CLINICAL BACKGROUND: A PROMISING NOVEL TREATMENT FOR LIVER CANCER

Liver cancer, known as hepatocellular carcinoma (HCC), is the third leading cause of cancer-related death worldwide. It is commonly detected at an advanced incurable stage with poor survival outcomes and limited treatment options.

Interestingly, gamma delta T-cells, which are a subpopulation of immune cells found in human blood and tissues, possess strong cancer-killing properties and exciting potential to create a more universally effective cancer immunotherapy. In previous work, we demonstrated at the University of Birmingham that combining in vitro expanded gamma delta T-cells with direct intra-tumoural delivery of the aminobisphosphonate Zoledronate in HCC, led to enhanced local activation of gamma delta T-cells, with a marked increase in tumour cell lysis. We aim to take forward this novel drug delivery and immunotherapy combination strategy to an early-phase clinical trial for patients with liver cancer.

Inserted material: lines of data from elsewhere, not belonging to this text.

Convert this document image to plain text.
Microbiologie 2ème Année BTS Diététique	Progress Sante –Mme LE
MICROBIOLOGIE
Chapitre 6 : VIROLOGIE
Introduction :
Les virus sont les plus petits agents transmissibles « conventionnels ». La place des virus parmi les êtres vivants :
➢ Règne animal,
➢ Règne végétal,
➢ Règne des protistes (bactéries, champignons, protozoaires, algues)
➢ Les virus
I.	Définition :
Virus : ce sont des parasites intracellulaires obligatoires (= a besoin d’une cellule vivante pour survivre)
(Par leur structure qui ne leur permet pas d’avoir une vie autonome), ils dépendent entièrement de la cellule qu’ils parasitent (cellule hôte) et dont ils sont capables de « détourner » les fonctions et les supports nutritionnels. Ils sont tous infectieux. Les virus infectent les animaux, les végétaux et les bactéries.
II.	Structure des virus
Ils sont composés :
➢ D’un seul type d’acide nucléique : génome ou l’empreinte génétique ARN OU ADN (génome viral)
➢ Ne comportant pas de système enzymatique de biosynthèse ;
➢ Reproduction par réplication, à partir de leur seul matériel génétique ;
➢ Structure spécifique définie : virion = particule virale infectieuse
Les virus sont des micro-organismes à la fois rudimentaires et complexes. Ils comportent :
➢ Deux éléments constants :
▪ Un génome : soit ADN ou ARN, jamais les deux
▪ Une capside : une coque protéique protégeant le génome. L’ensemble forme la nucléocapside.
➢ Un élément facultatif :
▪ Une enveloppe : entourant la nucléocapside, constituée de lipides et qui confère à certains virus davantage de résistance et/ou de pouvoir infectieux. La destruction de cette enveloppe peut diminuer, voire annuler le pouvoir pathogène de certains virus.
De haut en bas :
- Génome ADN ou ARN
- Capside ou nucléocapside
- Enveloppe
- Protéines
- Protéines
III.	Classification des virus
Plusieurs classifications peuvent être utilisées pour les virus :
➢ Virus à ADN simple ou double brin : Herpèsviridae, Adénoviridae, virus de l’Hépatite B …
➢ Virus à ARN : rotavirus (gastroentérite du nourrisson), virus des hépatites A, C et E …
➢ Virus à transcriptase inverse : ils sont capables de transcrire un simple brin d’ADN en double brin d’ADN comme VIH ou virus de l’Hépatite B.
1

However, intra-tumoural delivery of Zoledronate can only be attained in clinical practice via intra-arterial injection in the hepatic arteries. Several key questions remain regarding this delivery method. These include: i) what proportion of Zoledronate uptake would occur by the HCC tumour compared to neighbouring liver tissue, ii) how well can transarterial delivery of Zoledronate penetrate HCC tumours, and iii) how would patient-specific factors including tumour size and site influence the concentration of Zoledronate in the tumour?

RESEARCH GOAL: PREDICTING TREATMENT EFFICACY

The goal of this project is to use computational fluid dynamics (CFD) simulations to model Zoledronate mass transport through the 3D-reconstructed arterial vasculature of patient-specific livers with HCC tumours, examining the influence of blood flow on drug delivery and delivery to the tumour. This work will extend our ongoing work at UGent focused on CFD modeling of microparticle transport for transarterial radio-embolisation procedures for HCC (see example of a particle distribution in the Figure below). However, for this thesis project, the modeling approach will have to be adapted to model mass transport of Zoledronate instead of microparticles. CFD modelling techniques can also be used to assess the impact of tumour-specific factors including cancer burden and tumour geometry on Zoledronate distribution in the hepatic arteries. 

In short, this Master thesis will focus on developing CFD models for optimising delivery strategies (i.e. by adapting injection angle, location) to maximize target site specificity and limit Zoledronate particle spread to surrounding healthy liver tissue. The work from this project has exciting potential to inform the design of an early-phase clinical trial encompassing transarterial Zoledronate delivery for patients with HCC, and could be used to predict treatment efficacy.